What came of ''giving vent to his feelings'' - petty sessions

Hertfordshire Mercury, 23rd March 1907

Transcript

Thomas Perry, a roadman, of Little Hadham, was charged with being drunk and disorderly at Little Hadham, on the 28th ult.

P.C. King said that he was at Hadham Ford at 11.40 p.m., on the 28th ult., when he heard someone coming from the direction of Bury Green, and using very bad language. Several times the man fell down, and when he got in the road witness recognised him. He used dreadful language, again fell down, and then witness with the aid of P.C. Jaquest took him home, the father unlocking the door to admit him. P.C. Jaquest corroborated and said that when the defendant got in the road he shouted ”Now I’ll give vent to my feelings.”  He threw P.C. King down, and it took them a quarter of an hour to get him home, a distance of only 100 yards. He was mad with drink.

The defendant said the Constable struck him in the chest and eye, and it passed his comprehension that police officers should concoct such evidence, as he was not drunk but excited. Henry Perry, the father, who was nearly deaf,  said his son was brought home by  the police at 12 p.m. His face was bleeding and both eyes discoloured owing to the treatment he had received. The Constable explained that his condition was due to his falling about. Mary Perry, who was deafer than her husband, said she got out of bed and saw the police use her son cruelly and brutally in the garden, the night being moonlight.

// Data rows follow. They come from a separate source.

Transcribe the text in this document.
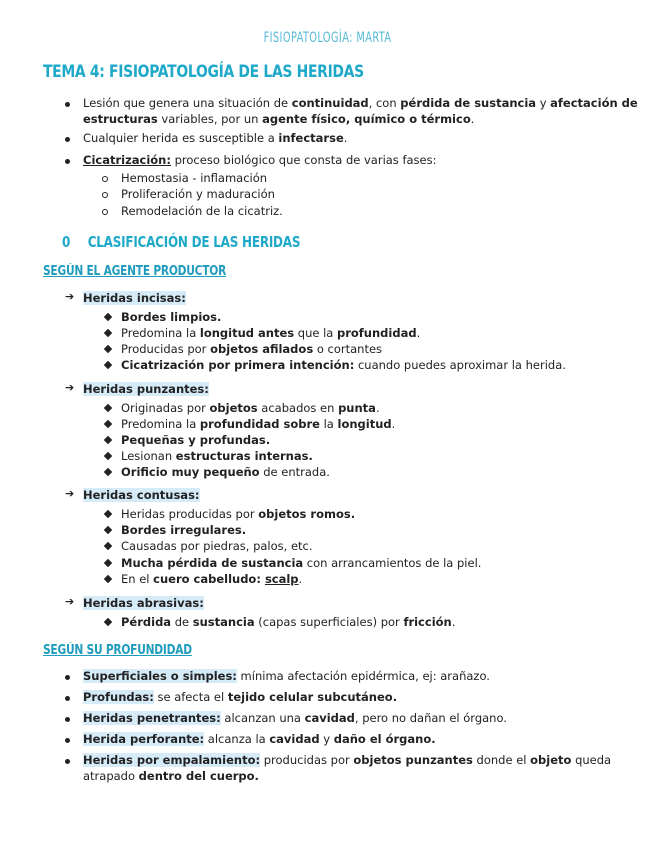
FISIOPATOLOGÍA: MARTA
TEMA 4: FISIOPATOLOGÍA DE LAS HERIDAS
Lesión que genera una situación de continuidad, con pérdida de sustancia y afectación de
estructuras variables, por un agente físico, químico o térmico.
Cualquier herida es susceptible a infectarse.
Cicatrización: proceso biológico que consta de varias fases:
Hemostasia - inflamación
Proliferación y maduración
Remodelación de la cicatriz.
0 CLASIFICACIÓN DE LAS HERIDAS
SEGÚN EL AGENTE PRODUCTOR
➔ Heridas incisas:
Bordes limpios.
Predomina la longitud antes que la profundidad.
Producidas por objetos afilados o cortantes
Cicatrización por primera intención: cuando puedes aproximar la herida.
➔ Heridas punzantes:
Originadas por objetos acabados en punta.
Predomina la profundidad sobre la longitud.
Pequeñas y profundas.
Lesionan estructuras internas.
Orificio muy pequeño de entrada.
➔ Heridas contusas:
Heridas producidas por objetos romos.
Bordes irregulares.
Causadas por piedras, palos, etc.
Mucha pérdida de sustancia con arrancamientos de la piel.
En el cuero cabelludo: scalp.
➔ Heridas abrasivas:
Pérdida de sustancia (capas superficiales) por fricción.
SEGÚN SU PROFUNDIDAD
Superficiales o simples: mínima afectación epidérmica, ej: arañazo.
Profundas: se afecta el tejido celular subcutáneo.
Heridas penetrantes: alcanzan una cavidad, pero no dañan el órgano.
Herida perforante: alcanza la cavidad y daño el órgano.
Heridas por empalamiento: producidas por objetos punzantes donde el objeto queda
atrapado dentro del cuerpo.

The Chairman said the Bench could do nothing but commit the defendant, who was evidently at the time in a very mad condition owing to drink. Of the nine convictions recorded against him, six were for direct drunkenness and disorder, and in all probability the other two were due to a similar cause. It was over two years since the defendant had appeared there, and it was hoped he had given up the habit.

A fine of 10 shillings with 7s 6d. costs would be inflicted, or in default a week’s imprisonment. A week was allowed for payment.